Carbon films - Basic knowledge, film types and properties
|Publication Date:||1 June 2012|
|ICS Code (Other treatments and coatings):||25.220.99|
The subject of the present VDI Guideline is carbon films which are deposited by the vacuum deposition method (PVD or CVD). These modern coating systems extend from extremely hard diamond films at one end of the scale, passing through a wide variety of mostly hydrogenated amorphous carbon films before reaching soft graphite films at the other end. This guideline pursues two aims: firstly, it should provide a uniform classification and nomenclature for carbon films; secondly, it should enable the prospective user of coated workpieces to make a preliminary selection of suitable carbon film types.
The present guideline is primarily intended for those considering using coatings for tribological loading cases and provides this user group with basic technical knowledge about carbon films. Thus it supplies the required information to allow the user to unambiguously identify the carbon films which are available on the market and also to compare them. For this purpose the guideline contains a classification of all carbon films which subdivides all known film types on the basis of their physical and chemical nature. This means that in discussions with a coating company a potential user will be able to identify the precise type of a specific coating being offered him or the types of the individual layers in case of coating systems. When presenting their products, coating companies are also recommended to provide alongside the commercial name the corresponding designation according to this classification. In case of amorphous carbon films, suppliers should refrain from providing only the generic term DLC (diamondlike carbon). Instead the specific film type should be indicated - for example, "a-C:H:Me" or "ta-C".

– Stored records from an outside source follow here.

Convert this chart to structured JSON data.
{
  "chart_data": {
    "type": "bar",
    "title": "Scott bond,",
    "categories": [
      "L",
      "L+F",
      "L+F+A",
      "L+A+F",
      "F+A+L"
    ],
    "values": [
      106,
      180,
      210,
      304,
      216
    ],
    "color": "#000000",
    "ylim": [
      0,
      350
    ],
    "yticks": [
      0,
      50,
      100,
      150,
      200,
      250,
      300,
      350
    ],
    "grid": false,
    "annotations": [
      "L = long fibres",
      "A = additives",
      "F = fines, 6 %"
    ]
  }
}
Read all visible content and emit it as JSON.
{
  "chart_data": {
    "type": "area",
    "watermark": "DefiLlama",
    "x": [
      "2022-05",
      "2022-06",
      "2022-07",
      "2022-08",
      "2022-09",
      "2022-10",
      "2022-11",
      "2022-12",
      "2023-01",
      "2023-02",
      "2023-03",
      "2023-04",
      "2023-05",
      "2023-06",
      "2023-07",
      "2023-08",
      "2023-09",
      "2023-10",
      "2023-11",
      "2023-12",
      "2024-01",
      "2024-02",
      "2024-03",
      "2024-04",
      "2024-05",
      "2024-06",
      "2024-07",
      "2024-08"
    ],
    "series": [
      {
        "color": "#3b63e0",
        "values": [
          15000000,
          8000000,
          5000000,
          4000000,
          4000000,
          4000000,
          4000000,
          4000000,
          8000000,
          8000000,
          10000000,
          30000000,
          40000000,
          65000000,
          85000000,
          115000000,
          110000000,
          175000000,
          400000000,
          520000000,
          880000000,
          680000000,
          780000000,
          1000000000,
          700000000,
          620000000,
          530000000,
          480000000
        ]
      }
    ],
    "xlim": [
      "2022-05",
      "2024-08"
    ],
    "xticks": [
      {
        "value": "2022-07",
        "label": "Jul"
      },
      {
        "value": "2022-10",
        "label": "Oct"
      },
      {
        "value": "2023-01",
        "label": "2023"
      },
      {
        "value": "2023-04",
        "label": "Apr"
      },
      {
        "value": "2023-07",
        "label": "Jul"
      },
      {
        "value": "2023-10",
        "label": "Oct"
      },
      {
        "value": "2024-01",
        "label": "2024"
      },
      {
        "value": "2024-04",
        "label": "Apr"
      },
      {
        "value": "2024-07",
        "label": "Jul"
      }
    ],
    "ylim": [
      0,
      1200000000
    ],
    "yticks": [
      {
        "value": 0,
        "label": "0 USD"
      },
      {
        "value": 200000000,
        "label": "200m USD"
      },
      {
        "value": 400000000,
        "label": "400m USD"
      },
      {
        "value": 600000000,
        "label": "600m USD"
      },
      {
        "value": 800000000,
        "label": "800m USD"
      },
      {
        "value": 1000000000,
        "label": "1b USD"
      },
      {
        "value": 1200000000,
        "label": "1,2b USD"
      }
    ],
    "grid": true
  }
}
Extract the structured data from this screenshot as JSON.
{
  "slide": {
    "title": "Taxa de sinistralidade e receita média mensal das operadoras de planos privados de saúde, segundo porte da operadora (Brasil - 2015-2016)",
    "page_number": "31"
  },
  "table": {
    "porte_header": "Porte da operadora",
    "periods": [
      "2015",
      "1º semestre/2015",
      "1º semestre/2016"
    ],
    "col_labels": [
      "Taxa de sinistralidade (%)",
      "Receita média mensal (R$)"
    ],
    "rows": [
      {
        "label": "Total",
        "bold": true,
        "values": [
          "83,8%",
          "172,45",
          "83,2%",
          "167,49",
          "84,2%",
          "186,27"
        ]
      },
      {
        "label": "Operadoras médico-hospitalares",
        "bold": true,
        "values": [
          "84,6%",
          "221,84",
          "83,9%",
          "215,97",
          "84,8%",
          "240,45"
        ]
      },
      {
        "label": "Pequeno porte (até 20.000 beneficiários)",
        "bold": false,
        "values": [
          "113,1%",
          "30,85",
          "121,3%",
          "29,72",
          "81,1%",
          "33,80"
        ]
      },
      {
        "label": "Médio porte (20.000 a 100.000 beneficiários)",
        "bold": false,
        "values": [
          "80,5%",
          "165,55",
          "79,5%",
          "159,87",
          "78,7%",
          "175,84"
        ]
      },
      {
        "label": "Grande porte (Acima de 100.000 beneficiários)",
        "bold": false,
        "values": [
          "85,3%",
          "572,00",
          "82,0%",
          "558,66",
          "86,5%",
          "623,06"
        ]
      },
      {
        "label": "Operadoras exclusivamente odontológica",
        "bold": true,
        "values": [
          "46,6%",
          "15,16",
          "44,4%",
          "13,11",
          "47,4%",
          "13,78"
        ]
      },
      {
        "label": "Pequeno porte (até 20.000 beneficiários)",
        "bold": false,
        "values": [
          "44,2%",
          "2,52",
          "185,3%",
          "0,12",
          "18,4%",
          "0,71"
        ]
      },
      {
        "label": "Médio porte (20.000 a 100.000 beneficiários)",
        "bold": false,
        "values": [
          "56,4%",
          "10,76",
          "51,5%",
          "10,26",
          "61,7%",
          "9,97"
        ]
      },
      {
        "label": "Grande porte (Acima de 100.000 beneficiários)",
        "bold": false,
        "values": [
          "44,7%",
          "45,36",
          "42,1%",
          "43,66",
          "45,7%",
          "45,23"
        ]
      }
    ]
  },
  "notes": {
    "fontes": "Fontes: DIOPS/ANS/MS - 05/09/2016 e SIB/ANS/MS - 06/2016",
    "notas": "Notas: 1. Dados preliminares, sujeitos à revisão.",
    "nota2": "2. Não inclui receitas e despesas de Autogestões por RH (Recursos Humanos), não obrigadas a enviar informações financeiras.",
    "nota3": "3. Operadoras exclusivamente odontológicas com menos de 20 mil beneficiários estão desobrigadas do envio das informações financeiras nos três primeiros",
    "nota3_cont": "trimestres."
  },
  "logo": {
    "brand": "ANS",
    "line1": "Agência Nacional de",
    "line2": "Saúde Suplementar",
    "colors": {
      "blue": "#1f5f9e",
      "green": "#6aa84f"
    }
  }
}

The guideline also includes a section with descriptions of the important properties of the individual film types. This should allow the user to pick the most suitable film type for his particular tribological application.
The carbon films which are listed in the classificatory section of this guideline are taken to mean those coatings in which carbon is the predominant constituent part and which are deposited by the PVD or CVD process. This group includes coatings consisting of graphite and diamond (the two crystalline variants of carbon), amorphous carbon films, and also plasma polymer films. In case of the latter two classes, the coating sometimes also contains not inconsiderable proportions of other elements, such as hydrogen, for example.
That part of the guideline dealing with characteristic coating properties (Section 6) includes diamond films and amorphous carbon films. It does not cover graphite films nor plasma polymer films. The latter are so diverse that an exhaustive treatment of them is simply not possible within the bounds of this guideline. The graphite films on the other hand are not very widespread in industrial applications and their inclusion therefore would not serve any useful purpose.
Essentially this guideline deals with those coatings which are produced on an industrial scale. This means we must, for example, exclude a-C:X and ta- C:X films (X = Si, O, F, N, B, and so on) which are yet under industrial development or which currently have only a very limited application.
Also not included are industrial barely-used graphene layers - single atom graphite layers for electronic applications - as well as carbon nanotubes (CNTs) that can only be deposited by processes using PVD (physical vapour deposition) and CVD (chemical vapor deposition) and are not used as coatings but individually or in bulk, e.g. as fillers for composite materials.
In the applications we will take into consideration all known tribological application cases for the carbon films dealt with - in other words, those cases where wear protection and/or friction are of prime importance. This means that both tool coatings and component coatings will be included. Carbon films are used for other purposes as well, such as in optical applications, for example.
All data provided in this guideline relate to typically encountered forms of the film types. Real coatings may vary from these on an individual basis since the range of parameters which affect coating properties is very wide. Furthermore, the details provided relate to single-layer systems, unless stated otherwise. In fact, amorphous carbon films frequently have multilayer systems. Their properties may differ from those of the single-layer systems.
We shall not be concerned either with intermediate layers (such as adhesion promotion coatings, for example) which are often deposited before the amorphous carbon films. Furthermore, the information applies only to first coatings. Stripping and reapplication of carbon films is possible in principle but may have an adverse effect on performance in comparison with a first coating. The same applies to overcoating - in other words, applying a fresh coating without stripping the previous coating first.
Paints and sprayed-on thermal coatings are not to be included amongst carbon films: although they can consist predominantly of carbon, they are not deposited by the PVD or CVD processes. Nor will we be dealing with surface modification methods. These include processes whereby carbon comes into contact with the substrate - as is case with hardening, for example. In this case, however, the carbon is not deposited but rather diffuses into the substrate surface and thus cannot correctly be regarded as a coating.
Carbon films in the broader sense can also include films which contain compounds of carbon and nitrogen - the so-called CNx films. This guideline will not deal with them either, but for relevant literature, see [1 to 3].
The specific application of CVD diamond coatings for tools is described in the series of guidelines VDI 2841.